A muddy field separates the health center, a nondescript one-story concrete structure with a tin roof, from a dirt road in rural Uganda. It is located next to the trading center where people from a few surrounding villages come to sell goods, socialize, and charge mobile phones. Women dressed in colorful traditional clothes and men dressed in ragged secondhand Western clothes patiently wait outside on the verandah and on long wooden benches of the health center for the one person staffing the health center to attend to them.
Inside Uganda’s Nangonde Health Center II, there is no electricity. The windows are very small and only allow limited light into the building, giving the interior a dark and grim appearance. There are three rooms in the building: a reception room where patients wait for and consult with the health worker, a small room for newborn delivery, and another small room for examination.
In the reception room, a health worker sits at a desk cluttered with papers and a few medicines. She talks to a patient on a wooden bench located adjacent to her desk. Other patients wait on the same wooden bench, listening and participating in the medical consultation.
Uganda’s health care system is a hierarchical referral system. The community health workers, known as village health teams, refer sick patients to Health Center II's or III's, which are supposed to treat simple illnesses and provide antenatal care. In a complicated case, patients are referred to Health Center IV’s, or referral hospitals.
Kirya Beatrice, a midwife, rides on the back of a motorcycle on a dusty dirt road everyday to get to work at the Health Center Level II. From Monday through Friday, she opens the office at 8:30 a.m. and closes it at 5:00 p.m. Usually, there are three people who work in Health Center II’s, but in the case of Beatrice’s health center, the registered nurse has taken leave for further schooling, and the nurse’s assistant recently gave birth—leaving Beatrice to perform all tasks at the health center, serving almost 10,000 people.
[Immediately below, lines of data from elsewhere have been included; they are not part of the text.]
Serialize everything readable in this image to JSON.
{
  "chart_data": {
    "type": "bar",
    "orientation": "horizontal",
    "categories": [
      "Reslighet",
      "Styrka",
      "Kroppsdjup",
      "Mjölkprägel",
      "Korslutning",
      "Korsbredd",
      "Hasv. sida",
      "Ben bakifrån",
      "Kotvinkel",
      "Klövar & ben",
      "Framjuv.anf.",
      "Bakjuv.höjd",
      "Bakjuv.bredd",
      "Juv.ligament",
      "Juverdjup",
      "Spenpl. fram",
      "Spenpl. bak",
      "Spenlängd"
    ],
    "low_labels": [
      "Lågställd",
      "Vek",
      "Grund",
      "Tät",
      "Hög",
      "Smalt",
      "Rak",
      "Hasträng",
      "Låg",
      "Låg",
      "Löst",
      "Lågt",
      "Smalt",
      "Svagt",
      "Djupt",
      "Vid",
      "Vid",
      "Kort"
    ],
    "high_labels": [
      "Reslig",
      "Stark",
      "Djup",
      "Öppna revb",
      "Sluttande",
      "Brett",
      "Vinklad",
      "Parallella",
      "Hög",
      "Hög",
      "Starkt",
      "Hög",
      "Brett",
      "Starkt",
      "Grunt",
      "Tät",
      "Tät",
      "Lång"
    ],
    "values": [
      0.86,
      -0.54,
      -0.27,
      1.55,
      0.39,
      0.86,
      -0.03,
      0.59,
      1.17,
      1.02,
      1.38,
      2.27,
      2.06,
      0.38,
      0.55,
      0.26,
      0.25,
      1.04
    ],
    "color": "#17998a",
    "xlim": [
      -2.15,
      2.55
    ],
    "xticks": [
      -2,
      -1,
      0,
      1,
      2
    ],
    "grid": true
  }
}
Beatrice sees approximately 50 patients per day when there is medicine at the facility, but only about 20 when there is no medicine. The medicine is restocked by the Ministry of Health quarterly, and Beatrice reports that she does not recall a cycle during which her health center has not run out of medicine. The services are supposed to be free, but often there are no services to give.
When a pregnant woman came into the facility, Beatrice excused herself and took her into a back room. A new mother was sipping on a bottle of Coca-Cola while her newborn child was breastfeeding on the only bed in the room. Beatrice placed the expectant mother down on a mat on the dirty-looking cement floor.
After 20 minutes, Beatrice came out of the room and said, “You see a lot of things when you have been a midwife for 30 years, but a dead baby is always sad.”
Beatrice delivers around 3 babies per day. When she sees complicated cases and there is nothing she can do with the equipment at the rural clinic, she refers patients either to the Health Center IV or the district hospital, both of which are over an hour away.
In the villages, it seems that every other mother had a child die from treatable illnesses.
“When it is not harvest season, no one here has money. They come and tell us to somehow go to the hospital, but it’s hard for us,” said Nairuba Mariam of Kigunda Village, while on a break from drying freshly harvested maize. “We are dying very often. We almost expect one of our children to die before they grow strong. We really need somewhere near that we can get health care any time.”
The quality of health centers depends on the quality of the health care providers available. Speaking with frustration, Chapa Muzafalo of Jaluko village commented on the Health Center II near them, “The nurses complain that the government delays their salary. So they take out their anger on us and demand money for services.”
Health workers who staff the health centers are supposed to be paid slightly over $100 per month, but often, the government does not have enough money to pay their salaries. This encourages opportunist providers to extort money from desperate and voiceless patients and their families.
Disappointment with the health care system is widespread among people in rural Uganda. It is very difficult to find a village in Namutumba District that is more than walking distance away from a health center, but the services that the health centers offer are often non-existent. People were promised medicines and health care with the construction of health centers, but often the health centers have nothing to offer.
Some health care providers, such as Beatrice, attempt to give the best quality care possible under the circumstances. Because her Health Center II is only open during business hours Monday through Friday, she runs a maternity clinic, which is always open. “I feel hurt when someone comes here and is sick, but there is nothing that I can do but to tell them to buy some drugs in a drug shop,” she said. “And the people that we serve often do not have money to pay for it at the drug shop.”
Beatrice added, “Mothers are watching their children die too often. There has to be a way for us to get more medicine and nurses here. I can’t do my job properly when it’s only me and I don’t have medicine.”
The health center is often the lone structure in the surrounding area that is not made of mud, yet one cannot help wonder if it is counterproductive to spend money on building construction when there are not enough resources to provide sufficient care.